Die beiden SPÖ-Abgeordneten betonten die Verantwortung des Finanzministers und vor allem von Bundeskanzler Schüssel für das TA-Desaster. 'Die beiden verhalten sich einige Stunden nach dem Scheitern des Deals mit der Swisscom wie das Duo Don Quijote und Sancho Pancha', so Matznetter. Er machte darauf aufmerksam, dass Grasser nicht alleine handelte. Seit mindestens einem Jahr mache der Finanzminister keinen Schritt, ohne ihn von Schüssel absegnen zu lassen. 'Es war Wolfgang Schüssel, der die Anweisungen gegeben hat. Und Wolfgang Schüssel hat Grasser gestern zurückgepfiffen', unterstrich Christoph Matznetter. Die SPÖ überlege, eine Ministerklage gegen Grasser einzubringen.

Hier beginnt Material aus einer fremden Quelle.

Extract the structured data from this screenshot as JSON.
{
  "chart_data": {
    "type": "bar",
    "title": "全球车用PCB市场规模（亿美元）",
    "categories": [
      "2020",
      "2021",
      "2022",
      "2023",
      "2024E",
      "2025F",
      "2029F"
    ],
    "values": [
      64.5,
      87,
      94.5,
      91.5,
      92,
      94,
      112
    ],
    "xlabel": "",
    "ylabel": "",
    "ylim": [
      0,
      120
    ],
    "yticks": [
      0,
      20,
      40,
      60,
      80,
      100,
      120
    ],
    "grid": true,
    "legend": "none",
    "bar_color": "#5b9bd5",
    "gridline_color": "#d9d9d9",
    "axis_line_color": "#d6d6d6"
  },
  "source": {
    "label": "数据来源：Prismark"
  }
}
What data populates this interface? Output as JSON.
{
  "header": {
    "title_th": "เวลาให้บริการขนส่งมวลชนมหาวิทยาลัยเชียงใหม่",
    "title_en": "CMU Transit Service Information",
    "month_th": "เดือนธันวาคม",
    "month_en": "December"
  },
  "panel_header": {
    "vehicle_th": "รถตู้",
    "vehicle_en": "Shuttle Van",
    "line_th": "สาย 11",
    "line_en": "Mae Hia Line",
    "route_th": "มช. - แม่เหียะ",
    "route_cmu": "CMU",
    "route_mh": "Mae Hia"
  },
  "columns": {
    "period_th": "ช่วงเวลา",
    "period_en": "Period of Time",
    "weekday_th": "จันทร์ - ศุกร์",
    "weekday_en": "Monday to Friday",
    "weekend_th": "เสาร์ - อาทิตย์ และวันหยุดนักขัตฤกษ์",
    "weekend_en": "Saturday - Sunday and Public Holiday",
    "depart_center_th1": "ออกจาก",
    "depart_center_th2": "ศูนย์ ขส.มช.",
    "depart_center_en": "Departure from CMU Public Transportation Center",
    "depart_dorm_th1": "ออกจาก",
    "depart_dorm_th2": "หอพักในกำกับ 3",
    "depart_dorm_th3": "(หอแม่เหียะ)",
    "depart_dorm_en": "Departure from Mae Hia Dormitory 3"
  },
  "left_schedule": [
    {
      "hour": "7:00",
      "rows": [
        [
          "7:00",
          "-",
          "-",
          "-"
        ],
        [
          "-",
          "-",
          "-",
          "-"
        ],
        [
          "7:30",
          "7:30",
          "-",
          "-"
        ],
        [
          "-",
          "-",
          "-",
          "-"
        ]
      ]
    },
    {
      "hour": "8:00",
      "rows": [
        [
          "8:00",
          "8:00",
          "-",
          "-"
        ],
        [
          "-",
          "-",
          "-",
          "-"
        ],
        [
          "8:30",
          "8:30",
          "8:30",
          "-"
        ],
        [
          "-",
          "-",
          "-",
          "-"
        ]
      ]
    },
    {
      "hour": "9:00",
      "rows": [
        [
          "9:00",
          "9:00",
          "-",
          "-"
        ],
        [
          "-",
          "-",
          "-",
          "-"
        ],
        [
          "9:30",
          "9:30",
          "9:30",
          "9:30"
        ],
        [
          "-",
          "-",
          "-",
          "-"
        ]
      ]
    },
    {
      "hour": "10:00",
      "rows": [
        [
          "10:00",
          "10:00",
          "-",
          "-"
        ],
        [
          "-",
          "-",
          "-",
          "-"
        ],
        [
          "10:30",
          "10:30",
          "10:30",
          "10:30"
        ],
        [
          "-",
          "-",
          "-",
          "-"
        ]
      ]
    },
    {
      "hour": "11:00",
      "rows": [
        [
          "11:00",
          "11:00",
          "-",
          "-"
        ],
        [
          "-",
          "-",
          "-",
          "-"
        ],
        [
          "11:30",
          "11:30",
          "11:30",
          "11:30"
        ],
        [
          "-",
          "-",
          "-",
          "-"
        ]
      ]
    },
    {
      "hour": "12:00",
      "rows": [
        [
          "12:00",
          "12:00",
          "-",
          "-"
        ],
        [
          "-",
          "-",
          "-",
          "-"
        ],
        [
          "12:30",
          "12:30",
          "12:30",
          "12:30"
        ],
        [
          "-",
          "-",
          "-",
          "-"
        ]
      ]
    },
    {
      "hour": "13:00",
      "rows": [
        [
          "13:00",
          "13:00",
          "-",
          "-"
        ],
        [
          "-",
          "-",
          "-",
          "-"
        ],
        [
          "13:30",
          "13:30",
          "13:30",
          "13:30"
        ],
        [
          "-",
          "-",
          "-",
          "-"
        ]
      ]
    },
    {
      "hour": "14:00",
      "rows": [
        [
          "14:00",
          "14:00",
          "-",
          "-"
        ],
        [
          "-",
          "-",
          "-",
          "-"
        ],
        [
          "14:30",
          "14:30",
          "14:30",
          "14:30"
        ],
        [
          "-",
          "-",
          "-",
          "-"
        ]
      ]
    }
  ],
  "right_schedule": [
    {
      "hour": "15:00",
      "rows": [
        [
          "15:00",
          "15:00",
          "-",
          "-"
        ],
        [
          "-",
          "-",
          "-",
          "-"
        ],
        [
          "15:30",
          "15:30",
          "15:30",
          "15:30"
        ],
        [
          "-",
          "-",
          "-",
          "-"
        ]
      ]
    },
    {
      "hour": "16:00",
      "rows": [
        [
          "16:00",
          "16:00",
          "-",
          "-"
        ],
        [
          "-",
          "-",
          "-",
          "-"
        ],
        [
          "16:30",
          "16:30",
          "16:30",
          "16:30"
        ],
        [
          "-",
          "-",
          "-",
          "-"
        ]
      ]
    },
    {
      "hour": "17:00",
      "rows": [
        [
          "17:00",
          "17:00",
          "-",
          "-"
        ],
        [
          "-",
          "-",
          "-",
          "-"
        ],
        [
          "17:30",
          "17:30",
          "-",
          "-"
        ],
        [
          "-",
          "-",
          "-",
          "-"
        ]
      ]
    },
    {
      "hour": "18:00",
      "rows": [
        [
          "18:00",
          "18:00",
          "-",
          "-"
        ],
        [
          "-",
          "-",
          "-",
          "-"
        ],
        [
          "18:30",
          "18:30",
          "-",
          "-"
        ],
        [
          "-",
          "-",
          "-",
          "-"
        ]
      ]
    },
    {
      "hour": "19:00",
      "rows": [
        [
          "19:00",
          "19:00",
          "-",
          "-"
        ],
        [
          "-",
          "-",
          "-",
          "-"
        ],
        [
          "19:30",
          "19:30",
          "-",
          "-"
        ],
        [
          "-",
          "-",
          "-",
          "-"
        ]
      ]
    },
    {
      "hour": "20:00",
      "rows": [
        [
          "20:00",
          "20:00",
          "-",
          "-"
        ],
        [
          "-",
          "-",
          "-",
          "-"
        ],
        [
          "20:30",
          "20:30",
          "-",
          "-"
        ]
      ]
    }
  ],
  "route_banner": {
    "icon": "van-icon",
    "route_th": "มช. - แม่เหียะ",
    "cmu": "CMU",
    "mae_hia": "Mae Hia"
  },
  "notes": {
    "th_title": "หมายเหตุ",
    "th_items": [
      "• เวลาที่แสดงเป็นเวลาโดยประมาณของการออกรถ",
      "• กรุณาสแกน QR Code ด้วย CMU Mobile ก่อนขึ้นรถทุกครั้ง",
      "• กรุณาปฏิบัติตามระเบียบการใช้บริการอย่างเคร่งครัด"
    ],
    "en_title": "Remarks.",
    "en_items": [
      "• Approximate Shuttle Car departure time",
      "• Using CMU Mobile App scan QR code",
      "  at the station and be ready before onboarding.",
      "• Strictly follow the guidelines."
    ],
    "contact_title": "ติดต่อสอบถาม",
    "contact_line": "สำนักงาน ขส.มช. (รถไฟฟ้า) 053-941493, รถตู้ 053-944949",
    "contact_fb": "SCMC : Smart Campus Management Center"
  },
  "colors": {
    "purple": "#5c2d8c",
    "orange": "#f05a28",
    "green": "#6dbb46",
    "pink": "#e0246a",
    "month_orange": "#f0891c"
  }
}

Man habe das Gefühl, die Privatisierungen finden zum reinen Selbstzweck statt, und es stelle sich die Frage, wie sinnvoll ein Verkauf einer Sperrminorität an einem strategisch derart wichtigen Unternehmen wie die TA ist. Es sei wie Kindern, die 1.000 Euro vom Sparbuch abheben, und sich dann freuen, dass sie 1.000 Euro mehr haben, so Matznetter. 'Schüssel musste die Notbremse beim Deal mit der Swisscom ziehen, nachdem der politische Widerstand so groß geworden ist, dass der Verkauf nicht mehr durchgezogen werden konnte. Trotzdem', betonte Moser, 'waren es Schüssel und Grasser, die diesen Deal eingefädelt haben. Erst als sie merkten, dass sie innerhalb der Koalition keine Mehrheit dafür haben, haben sie eingelenkt.'

Matznetter sieht für die Regierung Schüssel bereits das Ende heraufdämmern. Vor einem Jahr wäre es für den Kanzler wohl kein Problem gewesen, die Regierungsparteien auf diesen Deal zu verpflichten. Matznetter sieht täglich einen neuen Anlass, der sichtbar macht, dass dieser Finanzminister ungeeignet ist, das Grundgeschäft zu führen. 'Wir sind bereits weit jenseits des Zeitpunkts, an dem Grasser zurück treten hätte müssen', so der SPÖ-Abgeordnete. Offenbar führt Grasser sein Amt ganz nach dem Motto weiter: 'Ist der Ruf einmal ruiniert, dann regiert sich ganz ungeniert.'

'Dieser Dilettantismus beim misslungenen TA-Verkauf führte zu einer großen Verunsicherung auf dem Finanzmarkt', sagte Moser. Das Vertrauen vieler Kleinaktionäre sei schwer erschüttert, da durch dieses Debakel innerhalb weniger Stunden 1,2 Milliarden Euro versenkt wurden. Das Management der ÖIAG sei durch die Vorgangsweise Grassers und Schüssels schwer gedemütigt worden, ist sich Moser sicher. Das habe man gestern beim TV-Auftritt des ÖIAG-Vorstands Michaelis bemerkt. Die Manager hätten jedes Selbstvertrauen verloren, und vor allem haben sie jede Akzeptanz in der Wirtschaftswelt verloren. 'Was soll man mit denen noch verhandeln. Die ÖIAG-Organe sind jetzt auf Monate gelähmt', befürchtet der SPÖ-Wirtschaftssprecher.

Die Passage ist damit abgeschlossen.